Xerxes shot me a strange look as he rolled my friend onto his back. The look on Feroz’s face startled both of us. He was grinning like a greedy child that had disposed of the extra treacle pudding in the larder.
“You, Ferzi, have to be the dumbest person I know,” he guffawed, “You know, you ran just like Messi did before he took that awesome shot,” -he kissed his index and central fingers and raised them to the sky in salute- “But while he won the match, you fell into an urban society’s swimming pool and nearly drowned. While dressed as a Yeti… ooh this couldn’t have gone better if I had planned it!”
“Uh, Feroz, is that why you called me over?” said Xerxes, looking back and forth from him and me with his mouth slightly ajar. I could see his pretty teeth, all aligned in perfect rows.

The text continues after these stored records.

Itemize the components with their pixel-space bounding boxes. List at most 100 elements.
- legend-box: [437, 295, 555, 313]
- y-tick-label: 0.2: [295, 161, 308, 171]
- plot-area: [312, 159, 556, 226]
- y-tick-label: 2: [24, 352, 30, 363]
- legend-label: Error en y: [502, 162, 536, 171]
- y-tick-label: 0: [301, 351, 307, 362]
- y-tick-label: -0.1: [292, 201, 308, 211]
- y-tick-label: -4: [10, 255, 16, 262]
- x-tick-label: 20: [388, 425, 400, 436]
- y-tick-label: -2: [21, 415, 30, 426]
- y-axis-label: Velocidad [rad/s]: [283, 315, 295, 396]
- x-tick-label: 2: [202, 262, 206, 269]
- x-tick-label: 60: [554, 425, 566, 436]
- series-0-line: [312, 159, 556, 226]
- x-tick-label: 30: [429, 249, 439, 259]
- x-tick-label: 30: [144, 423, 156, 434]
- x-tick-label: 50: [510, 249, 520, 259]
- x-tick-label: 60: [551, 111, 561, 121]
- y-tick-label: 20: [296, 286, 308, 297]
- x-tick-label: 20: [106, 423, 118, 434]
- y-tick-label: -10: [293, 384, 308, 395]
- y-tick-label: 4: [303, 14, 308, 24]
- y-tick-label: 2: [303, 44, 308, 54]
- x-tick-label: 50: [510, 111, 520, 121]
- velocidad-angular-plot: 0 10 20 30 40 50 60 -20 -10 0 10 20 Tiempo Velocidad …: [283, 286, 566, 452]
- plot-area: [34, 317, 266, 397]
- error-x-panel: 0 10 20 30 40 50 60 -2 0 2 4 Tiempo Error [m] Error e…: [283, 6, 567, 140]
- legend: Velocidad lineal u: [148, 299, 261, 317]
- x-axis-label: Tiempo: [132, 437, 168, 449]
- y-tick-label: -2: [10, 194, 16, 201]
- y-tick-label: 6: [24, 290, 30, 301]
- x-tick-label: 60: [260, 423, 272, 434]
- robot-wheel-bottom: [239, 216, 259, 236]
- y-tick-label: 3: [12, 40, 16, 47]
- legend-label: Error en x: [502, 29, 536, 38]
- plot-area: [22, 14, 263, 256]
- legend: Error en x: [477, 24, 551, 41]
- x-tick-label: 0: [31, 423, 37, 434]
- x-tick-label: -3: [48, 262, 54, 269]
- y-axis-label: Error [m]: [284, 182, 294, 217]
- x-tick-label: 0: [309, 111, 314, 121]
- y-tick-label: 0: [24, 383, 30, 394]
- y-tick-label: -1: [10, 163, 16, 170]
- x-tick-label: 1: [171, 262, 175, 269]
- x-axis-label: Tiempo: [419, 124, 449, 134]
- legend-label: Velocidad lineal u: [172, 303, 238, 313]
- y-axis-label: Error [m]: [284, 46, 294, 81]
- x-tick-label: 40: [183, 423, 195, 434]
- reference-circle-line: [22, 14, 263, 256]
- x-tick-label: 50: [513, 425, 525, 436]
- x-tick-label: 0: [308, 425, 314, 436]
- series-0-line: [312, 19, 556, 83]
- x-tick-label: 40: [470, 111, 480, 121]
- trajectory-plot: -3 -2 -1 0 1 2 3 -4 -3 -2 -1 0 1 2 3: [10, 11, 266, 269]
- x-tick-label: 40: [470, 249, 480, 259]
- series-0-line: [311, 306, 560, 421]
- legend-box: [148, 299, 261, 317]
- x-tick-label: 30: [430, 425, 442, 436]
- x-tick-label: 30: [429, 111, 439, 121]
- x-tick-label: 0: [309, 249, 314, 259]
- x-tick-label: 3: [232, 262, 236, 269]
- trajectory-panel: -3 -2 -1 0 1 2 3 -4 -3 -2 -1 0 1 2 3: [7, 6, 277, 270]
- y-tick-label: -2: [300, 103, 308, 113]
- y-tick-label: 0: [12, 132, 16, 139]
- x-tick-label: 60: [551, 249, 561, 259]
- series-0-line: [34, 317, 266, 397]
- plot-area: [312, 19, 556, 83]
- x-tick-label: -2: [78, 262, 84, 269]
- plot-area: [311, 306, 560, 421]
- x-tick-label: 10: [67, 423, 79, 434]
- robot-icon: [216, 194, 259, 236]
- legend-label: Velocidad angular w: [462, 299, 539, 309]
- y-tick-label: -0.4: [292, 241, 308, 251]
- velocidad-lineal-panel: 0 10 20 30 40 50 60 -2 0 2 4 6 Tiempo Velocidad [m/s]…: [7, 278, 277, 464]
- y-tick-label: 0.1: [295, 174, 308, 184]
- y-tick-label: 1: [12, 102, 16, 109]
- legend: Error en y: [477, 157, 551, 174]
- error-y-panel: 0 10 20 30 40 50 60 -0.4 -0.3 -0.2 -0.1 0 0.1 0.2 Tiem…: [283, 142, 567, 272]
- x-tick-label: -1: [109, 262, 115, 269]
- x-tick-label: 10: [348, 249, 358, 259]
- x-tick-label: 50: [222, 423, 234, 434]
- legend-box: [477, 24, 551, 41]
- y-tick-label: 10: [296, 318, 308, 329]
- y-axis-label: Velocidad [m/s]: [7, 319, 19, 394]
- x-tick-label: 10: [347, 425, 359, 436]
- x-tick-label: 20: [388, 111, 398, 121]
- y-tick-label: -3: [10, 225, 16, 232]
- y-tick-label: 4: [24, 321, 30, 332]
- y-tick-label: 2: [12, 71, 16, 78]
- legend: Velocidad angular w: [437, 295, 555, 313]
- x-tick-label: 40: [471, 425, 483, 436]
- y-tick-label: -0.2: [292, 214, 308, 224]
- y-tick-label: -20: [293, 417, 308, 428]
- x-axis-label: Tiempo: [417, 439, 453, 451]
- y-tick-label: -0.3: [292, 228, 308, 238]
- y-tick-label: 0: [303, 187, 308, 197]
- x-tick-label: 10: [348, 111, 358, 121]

“Yeah, you remember that bet we made last week? She LOST! HA!”
“You guys have serious issues,” said Xerxes, throwing his hands up in the air before marching away from us. He’s got such a smart walk. Sigh. But while I would’ve been very happy to gape at him until he disappeared (another three hundred metres that would greatly add to my infatuation), I had a more pressing issue to deal with right now.
“Feroz,” I whisper-shouted at my still snorting friend, “I-I think my jackets are shrinking!”
“They are what?”
“I’m being squished to a pulp here! My blood-circulation- nada!”
“You can come home and take them off, I guess.”
“And what, go home in my underwear? Make all those middle-aged pervs’ days? Or your day, huh?”
“You- you are wearing a T-shirt somewhere, right?” he said, gesturing to the whole of me like I was hiding a T-shirt the way some smuggler at the airport might do for cocaine.
“No, genius, I am not, because it was blazing hot and I never planned to do a high dive!”
“It was more of a cannonball cross a belly flop, but okay.”
“Shut up and help me, you son-of-a-”
“Okay, okay, calm down! Let’s see… ”
The day came to an end as I trudged back home in drenched jeans, holding a plastic bag containing twenty-five parkas and my mortified heart which I must have spewed out at some point. Wearing Feroz’s “I’m With Stupid” T-shirt that was twice too big for me was the straw on the back of the worst day I have ever lived.
And it was all Madrid’s fault. Man-U. Messi. Whoever, dammit!